Gli uccelli possono anche veicolare
numerosi ectoparassiti quali pulci,
acari e zecche. Tra queste ultime
ricordiamo Argas reflexus, la zecca
molle dei piccioni, che può trasmettere vari malanni come la febbre Q,
una zoonosi acuta causata da una
Rickettsia.
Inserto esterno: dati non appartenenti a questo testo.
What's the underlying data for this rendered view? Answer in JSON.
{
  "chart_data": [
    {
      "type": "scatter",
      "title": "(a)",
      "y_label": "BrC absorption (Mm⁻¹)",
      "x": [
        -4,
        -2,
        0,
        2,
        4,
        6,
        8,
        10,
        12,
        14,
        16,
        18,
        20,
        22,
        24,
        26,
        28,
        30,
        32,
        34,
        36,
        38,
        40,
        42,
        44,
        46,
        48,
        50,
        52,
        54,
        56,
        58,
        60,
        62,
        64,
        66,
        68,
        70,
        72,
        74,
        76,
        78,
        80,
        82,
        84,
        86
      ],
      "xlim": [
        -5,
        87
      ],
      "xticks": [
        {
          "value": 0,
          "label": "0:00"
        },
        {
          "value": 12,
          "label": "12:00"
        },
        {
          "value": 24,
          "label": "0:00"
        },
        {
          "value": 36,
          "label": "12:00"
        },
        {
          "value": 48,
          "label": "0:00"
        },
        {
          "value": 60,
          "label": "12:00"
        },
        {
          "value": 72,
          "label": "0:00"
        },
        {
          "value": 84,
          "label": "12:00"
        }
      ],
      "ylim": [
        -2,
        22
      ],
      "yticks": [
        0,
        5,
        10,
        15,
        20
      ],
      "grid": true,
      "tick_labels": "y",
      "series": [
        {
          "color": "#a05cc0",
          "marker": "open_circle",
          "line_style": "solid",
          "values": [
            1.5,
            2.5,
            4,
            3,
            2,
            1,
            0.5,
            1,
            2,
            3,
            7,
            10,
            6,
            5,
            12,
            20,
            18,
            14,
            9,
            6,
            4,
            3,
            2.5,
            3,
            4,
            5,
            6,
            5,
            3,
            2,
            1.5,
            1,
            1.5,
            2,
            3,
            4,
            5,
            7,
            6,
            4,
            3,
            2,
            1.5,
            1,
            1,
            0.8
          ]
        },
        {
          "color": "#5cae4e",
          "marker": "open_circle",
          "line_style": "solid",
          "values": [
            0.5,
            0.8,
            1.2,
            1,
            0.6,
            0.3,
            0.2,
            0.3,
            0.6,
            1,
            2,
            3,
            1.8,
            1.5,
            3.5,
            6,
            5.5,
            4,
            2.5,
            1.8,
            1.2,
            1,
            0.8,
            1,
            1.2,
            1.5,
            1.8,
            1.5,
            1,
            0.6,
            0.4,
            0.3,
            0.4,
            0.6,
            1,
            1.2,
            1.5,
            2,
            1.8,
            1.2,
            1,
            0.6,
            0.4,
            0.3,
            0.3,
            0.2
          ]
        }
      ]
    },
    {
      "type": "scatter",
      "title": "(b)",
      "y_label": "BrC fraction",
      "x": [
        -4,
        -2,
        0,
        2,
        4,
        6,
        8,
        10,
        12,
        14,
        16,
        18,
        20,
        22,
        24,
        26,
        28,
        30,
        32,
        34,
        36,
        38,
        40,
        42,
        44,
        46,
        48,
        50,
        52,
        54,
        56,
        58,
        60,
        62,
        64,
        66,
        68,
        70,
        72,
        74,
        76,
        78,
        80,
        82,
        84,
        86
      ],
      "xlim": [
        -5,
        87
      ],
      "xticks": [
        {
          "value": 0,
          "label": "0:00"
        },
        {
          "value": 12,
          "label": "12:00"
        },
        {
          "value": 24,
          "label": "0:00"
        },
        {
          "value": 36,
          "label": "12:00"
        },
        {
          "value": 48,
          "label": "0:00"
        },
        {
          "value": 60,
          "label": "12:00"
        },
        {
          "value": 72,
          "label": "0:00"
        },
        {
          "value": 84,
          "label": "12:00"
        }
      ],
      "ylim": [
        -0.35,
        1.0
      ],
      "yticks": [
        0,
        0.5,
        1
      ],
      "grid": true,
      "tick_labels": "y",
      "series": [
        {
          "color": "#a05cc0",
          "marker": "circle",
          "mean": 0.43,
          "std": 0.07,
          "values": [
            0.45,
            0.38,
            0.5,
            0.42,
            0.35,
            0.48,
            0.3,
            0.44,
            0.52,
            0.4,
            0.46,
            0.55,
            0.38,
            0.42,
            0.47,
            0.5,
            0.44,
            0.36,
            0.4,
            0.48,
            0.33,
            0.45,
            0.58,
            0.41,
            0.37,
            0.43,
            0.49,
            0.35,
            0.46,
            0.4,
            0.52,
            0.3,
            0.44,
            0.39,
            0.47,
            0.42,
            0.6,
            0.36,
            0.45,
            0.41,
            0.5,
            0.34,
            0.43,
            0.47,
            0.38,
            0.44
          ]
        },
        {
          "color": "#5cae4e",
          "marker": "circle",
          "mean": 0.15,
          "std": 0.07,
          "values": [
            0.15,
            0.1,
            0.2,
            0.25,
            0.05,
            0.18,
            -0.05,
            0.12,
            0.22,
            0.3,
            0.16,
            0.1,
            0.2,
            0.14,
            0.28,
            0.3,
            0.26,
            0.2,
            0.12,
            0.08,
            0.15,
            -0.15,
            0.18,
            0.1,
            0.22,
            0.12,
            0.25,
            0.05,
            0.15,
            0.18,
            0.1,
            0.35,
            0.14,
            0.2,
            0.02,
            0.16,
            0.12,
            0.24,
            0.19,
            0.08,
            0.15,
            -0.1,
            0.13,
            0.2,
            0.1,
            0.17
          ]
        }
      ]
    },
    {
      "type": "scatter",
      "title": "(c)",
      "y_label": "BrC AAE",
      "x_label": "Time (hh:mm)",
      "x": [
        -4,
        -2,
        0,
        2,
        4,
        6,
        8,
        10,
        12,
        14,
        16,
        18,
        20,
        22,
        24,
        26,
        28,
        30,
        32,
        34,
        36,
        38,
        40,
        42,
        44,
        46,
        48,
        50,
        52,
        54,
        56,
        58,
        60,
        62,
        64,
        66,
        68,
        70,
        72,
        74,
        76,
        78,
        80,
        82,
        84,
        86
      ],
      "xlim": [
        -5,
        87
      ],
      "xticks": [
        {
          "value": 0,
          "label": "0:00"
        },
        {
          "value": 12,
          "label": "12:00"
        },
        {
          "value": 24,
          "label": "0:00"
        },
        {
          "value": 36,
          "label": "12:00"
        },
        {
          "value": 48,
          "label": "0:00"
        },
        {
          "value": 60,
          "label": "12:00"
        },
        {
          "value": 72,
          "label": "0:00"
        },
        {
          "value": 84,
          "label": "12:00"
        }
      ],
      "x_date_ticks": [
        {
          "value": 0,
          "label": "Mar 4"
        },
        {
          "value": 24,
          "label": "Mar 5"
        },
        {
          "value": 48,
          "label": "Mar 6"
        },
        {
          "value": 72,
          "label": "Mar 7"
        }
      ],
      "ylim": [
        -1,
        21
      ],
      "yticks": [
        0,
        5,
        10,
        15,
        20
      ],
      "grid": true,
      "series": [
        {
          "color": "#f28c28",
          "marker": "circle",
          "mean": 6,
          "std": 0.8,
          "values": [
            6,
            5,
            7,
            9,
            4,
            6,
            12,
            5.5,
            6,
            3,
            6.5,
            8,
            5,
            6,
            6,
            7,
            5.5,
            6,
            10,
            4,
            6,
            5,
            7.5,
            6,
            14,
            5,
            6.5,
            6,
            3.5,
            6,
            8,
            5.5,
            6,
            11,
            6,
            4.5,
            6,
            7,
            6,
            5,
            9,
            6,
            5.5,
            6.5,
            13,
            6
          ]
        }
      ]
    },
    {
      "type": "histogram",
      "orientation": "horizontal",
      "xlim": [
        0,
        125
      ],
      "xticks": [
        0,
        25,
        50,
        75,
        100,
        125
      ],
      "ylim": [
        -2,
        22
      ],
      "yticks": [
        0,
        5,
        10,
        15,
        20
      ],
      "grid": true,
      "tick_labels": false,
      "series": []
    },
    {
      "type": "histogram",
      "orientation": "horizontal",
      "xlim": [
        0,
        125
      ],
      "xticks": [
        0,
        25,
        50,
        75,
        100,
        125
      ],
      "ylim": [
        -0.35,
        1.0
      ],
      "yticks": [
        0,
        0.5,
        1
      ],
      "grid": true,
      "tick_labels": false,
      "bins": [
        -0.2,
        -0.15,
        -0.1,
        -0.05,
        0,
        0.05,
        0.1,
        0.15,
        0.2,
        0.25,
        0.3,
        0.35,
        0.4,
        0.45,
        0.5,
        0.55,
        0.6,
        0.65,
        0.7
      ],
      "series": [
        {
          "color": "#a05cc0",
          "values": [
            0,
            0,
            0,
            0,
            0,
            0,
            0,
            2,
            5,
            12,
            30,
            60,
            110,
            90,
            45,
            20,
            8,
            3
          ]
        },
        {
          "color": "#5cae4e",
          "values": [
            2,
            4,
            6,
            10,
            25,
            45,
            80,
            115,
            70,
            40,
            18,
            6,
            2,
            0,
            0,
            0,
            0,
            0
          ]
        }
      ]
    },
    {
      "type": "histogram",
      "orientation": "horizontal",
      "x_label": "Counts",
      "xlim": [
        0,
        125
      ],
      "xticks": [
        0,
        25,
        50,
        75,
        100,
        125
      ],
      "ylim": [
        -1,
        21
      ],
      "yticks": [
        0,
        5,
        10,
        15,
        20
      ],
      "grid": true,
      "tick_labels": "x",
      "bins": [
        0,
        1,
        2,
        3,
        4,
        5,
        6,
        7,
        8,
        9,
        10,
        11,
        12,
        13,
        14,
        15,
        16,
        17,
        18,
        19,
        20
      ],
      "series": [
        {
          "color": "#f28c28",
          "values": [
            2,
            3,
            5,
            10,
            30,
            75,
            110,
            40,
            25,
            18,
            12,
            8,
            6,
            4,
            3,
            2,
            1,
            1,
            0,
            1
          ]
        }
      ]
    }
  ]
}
Proprio a tale riguardo,
recentemente è stato segnalato, da
ricercatori svizzeri, un caso di triplice
infestazione nell’uomo da parte della
cimice dei letti (Cimex lectularius),
dell’acaro rosso (Dermanyssus gallinae) e di A. reflexus connesso con
la presenza di siti di nidificazione di
piccioni nei pressi delle abitazioni
(Haag-Wackernagel e Bircher, 2010).
Il guano prodotto dagli uccelli, inoltre,
costituisce un ottimo substrato per la
proliferazione di numerosi funghi e
batteri, fra cui Salmonella; quando gli
escrementi seccano e si sbriciolano,
le polveri con i patogeni vengono trasportate dal vento andando a contaminare l’ambiente circostante.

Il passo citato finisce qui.